If it’s successful it could mean payouts for 40million people.
But Mastercard has said it intends to “vigorously” oppose the claim.
Mr Merricks has instructed US-based law firm Quinn Emanuel to handle the claim.
He said: “MasterCard charged billions of pounds of unlawfully high fees for its sole benefit and to the detriment of consumers. It has already been found to have broken competition law, the basis of which was to protect consumers, and that cannot be disputed.
“The filing of this claim is the first step towards consumers obtaining compensation for what MasterCard did. I am confident that the CAT will authorise the claim to go forward, and I look forward to the opportunity to present our case.
“This is a watershed moment for consumer redress in this country.”
In 2014 the European Court of Justice declared that the so-called interchange fees were a violation of EU antitrust rules.

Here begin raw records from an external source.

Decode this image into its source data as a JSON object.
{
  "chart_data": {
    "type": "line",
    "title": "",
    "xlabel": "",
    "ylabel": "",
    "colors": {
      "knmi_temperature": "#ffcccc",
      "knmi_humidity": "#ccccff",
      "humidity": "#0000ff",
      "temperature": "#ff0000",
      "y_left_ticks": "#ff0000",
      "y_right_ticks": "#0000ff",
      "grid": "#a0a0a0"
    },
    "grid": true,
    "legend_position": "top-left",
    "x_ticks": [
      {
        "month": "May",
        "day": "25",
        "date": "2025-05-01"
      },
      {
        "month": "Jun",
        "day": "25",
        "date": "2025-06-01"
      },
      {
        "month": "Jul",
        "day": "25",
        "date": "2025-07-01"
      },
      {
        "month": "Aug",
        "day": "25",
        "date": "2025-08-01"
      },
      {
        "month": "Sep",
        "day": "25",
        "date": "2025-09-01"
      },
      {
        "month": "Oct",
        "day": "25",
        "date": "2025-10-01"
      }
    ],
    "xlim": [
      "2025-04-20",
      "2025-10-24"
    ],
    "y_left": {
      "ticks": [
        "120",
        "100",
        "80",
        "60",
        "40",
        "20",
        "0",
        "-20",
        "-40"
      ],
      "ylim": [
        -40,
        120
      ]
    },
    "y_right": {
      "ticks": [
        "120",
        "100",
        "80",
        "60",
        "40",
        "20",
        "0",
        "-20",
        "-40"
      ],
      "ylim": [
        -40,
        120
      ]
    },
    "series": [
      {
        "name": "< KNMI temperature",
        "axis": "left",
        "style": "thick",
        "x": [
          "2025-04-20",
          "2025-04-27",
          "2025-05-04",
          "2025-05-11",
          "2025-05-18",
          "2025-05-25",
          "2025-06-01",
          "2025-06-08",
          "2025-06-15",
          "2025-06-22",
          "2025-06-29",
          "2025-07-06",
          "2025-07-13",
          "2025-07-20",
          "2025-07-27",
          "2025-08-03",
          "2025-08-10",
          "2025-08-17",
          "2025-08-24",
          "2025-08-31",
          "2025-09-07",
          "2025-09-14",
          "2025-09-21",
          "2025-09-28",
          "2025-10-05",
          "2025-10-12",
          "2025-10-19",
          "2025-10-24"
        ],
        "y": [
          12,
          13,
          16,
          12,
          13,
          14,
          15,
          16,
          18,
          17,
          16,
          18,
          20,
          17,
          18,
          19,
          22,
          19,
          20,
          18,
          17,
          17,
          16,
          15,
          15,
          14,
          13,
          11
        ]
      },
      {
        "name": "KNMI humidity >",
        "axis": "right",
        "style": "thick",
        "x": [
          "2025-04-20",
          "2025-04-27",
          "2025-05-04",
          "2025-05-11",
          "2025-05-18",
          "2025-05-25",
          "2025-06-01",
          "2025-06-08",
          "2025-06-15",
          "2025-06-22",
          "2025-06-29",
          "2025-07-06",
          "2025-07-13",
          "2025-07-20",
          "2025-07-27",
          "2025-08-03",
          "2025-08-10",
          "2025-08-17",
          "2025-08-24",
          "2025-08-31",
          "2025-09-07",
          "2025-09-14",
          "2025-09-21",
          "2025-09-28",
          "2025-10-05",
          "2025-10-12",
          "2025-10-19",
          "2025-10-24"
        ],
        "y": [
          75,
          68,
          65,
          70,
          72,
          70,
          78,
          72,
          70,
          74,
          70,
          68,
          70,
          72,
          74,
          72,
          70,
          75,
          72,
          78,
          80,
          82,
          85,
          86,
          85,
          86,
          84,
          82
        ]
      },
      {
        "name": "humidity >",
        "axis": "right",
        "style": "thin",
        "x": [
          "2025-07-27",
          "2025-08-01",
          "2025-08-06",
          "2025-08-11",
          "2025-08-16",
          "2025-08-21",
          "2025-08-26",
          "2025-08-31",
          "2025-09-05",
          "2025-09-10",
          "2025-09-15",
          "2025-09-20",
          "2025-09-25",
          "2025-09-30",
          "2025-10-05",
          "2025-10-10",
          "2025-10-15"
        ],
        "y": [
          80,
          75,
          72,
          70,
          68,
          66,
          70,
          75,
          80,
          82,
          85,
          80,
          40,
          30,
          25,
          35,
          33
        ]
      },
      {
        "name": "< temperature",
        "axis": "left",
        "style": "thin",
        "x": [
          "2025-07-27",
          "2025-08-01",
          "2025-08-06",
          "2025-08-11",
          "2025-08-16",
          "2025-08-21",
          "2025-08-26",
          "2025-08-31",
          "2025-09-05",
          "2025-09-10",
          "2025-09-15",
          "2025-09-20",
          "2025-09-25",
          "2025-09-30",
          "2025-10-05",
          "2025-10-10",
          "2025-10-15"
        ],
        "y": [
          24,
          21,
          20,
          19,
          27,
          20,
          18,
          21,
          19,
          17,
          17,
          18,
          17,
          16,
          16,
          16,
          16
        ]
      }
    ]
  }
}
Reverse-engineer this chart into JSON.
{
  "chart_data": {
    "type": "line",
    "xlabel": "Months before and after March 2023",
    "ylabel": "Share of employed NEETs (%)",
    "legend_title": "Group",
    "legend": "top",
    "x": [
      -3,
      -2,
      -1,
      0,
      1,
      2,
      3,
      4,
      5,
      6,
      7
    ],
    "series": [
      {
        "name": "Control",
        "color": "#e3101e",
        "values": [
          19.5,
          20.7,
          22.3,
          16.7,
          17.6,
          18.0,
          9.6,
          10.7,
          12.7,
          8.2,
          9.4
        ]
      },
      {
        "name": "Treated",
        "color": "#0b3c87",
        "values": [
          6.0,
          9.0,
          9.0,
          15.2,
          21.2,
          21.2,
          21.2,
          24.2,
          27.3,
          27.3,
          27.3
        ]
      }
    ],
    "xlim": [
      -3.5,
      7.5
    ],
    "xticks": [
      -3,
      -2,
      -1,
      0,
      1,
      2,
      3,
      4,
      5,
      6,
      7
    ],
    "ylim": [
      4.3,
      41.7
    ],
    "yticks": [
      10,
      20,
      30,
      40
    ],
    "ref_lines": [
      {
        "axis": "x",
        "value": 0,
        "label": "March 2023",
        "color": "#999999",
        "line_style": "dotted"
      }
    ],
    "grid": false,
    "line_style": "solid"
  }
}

And in December last year fees were capped at 0.2 per cent for debit cards and 0.3 per cent for credit cards.
Boris Bronfentrinker, a partner at law firm Quinn Emanuel, said: “MasterCard has itself argued before English courts that any unlawful charges were passed on to consumers by retailers when trying to defend itself in cases brought against it by retailers.
“Despite arguing that consumers bore the cost of its illegal fees, MasterCard has made no efforts to try to compensate consumers through new voluntary compensation mechanisms.”
MasterCard said: “Now that the claim has been filed, we will take time to review it in detail, however we continue to firmly disagree with the basis of this claim and we intend to oppose it vigorously.
“We deliver real value through the benefits of security, convenience and consumer protection, and we are committed to investing in our payment services in order to continue to meet the rapidly evolving needs of all our customers.”